Print? Retrieve? i think you have the wrong forum here, that doesnt sound good.


----------



## dragon2309 (Aug 18, 2006)

jmj said:


> hi if someone uses a web cam to communicate with me does their cam leave a print on my pc and if it does can i retrieve this
> regards jmj


a print?? of what? and do you mean a physical print ot, or what, data? or do you mean a video clip of the webcam stream recieved? If so no it doesnt, if you log your conversations, say with MSN, all it will log is the time etc.. you opened up the webcam conversation, it doesnt take any of the data (pics or vids) that are transmitted.... So yes, most of those videos on the internet where you see girls "caught on cam" arent actually on webcam, its all staged and they are being filmed with a very low quality video camera. There may well be 3rd party apps to ntercept and record the streaming video data but i ahve not heard of any, try googling a bit and find out

dragon

*EDIT* - i take that back - http://johnbokma.com/messenger/capturingwebcam.html


----------



## Hyper_Kagome (Aug 18, 2006)

Wow, should my paranoia kick in now?

Image that, I could've been recorded staring absentmindedly at the wall. Or falling asleep bordly while no one talked oh so late at night, or me just being me and prancing around the house like a morning with my music blasting loudly.

Oh gawd.
xD


----------



## jmj (Aug 19, 2006)

thanx for all your posts but i am a realy concerned parent


----------



## jmj (Aug 19, 2006)

Burgerbob said:


> Print? Retrieve? i think you have the wrong forum here, that doesnt sound good.


 are you stupid


----------



## Sacrinyellow5 (Aug 19, 2006)

I don't think if you were viewing a webcam that there would be any in-printed files from that webcam on your computer.  There is technology out there now days where you could record or save frames from a webcam, which you are viewing.


----------



## Burgerbob (Aug 19, 2006)

jmj said:


> are you stupid



I have to question your motives, i am sorry... i have to wonder.


----------



## dragon2309 (Aug 19, 2006)

Sacrinyellow5 said:


> I don't think if you were viewing a webcam that there would be any in-printed files from that webcam on your computer.  There is technology out there now days where you could record or save frames from a webcam, which you are viewing.


read my post man


----------



## Sacrinyellow5 (Aug 19, 2006)

So your saying those girl on webcam videos are not real. Sniffle..

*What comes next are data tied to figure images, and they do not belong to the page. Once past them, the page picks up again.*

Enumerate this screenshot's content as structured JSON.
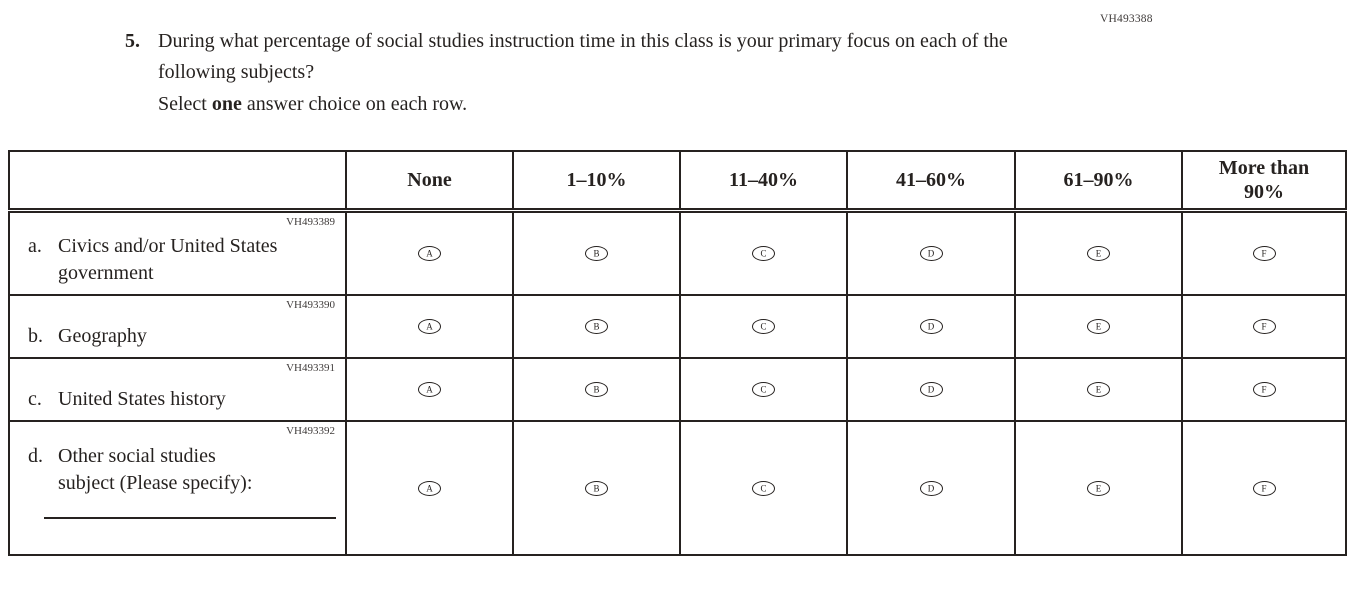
{
  "page": {
    "code": "VH493388"
  },
  "question": {
    "number": "5.",
    "text": "During what percentage of social studies instruction time in this class is your primary focus on each of the following subjects?",
    "instruction_prefix": "Select ",
    "instruction_bold": "one",
    "instruction_suffix": " answer choice on each row."
  },
  "table": {
    "columns": [
      "None",
      "1–10%",
      "11–40%",
      "41–60%",
      "61–90%",
      "More than\n90%"
    ],
    "option_letters": [
      "A",
      "B",
      "C",
      "D",
      "E",
      "F"
    ],
    "rows": [
      {
        "code": "VH493389",
        "letter": "a.",
        "label": "Civics and/or United States\ngovernment",
        "write_in": false
      },
      {
        "code": "VH493390",
        "letter": "b.",
        "label": "Geography",
        "write_in": false
      },
      {
        "code": "VH493391",
        "letter": "c.",
        "label": "United States history",
        "write_in": false
      },
      {
        "code": "VH493392",
        "letter": "d.",
        "label": "Other social studies\nsubject (Please specify):",
        "write_in": true
      }
    ]
  }
}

All sarcasm aside, sorry for restating what your post said.

But, If I'm asking a question and want to know any answer don't you think if 5 people responded with similar answers, that would make you a little more confident in what to do or what was stated as being the correct answer to their question?

Don't think of it as me taking your post answering glory away, but as reinsuring the questioner and making them more confident in the answers provided.


----------



## Impr3ssiv3 (Aug 21, 2006)

all you need is a screen capture program like camtasia

also i think software that comes with your webcam lets you record videos which is what the girls probably do


----------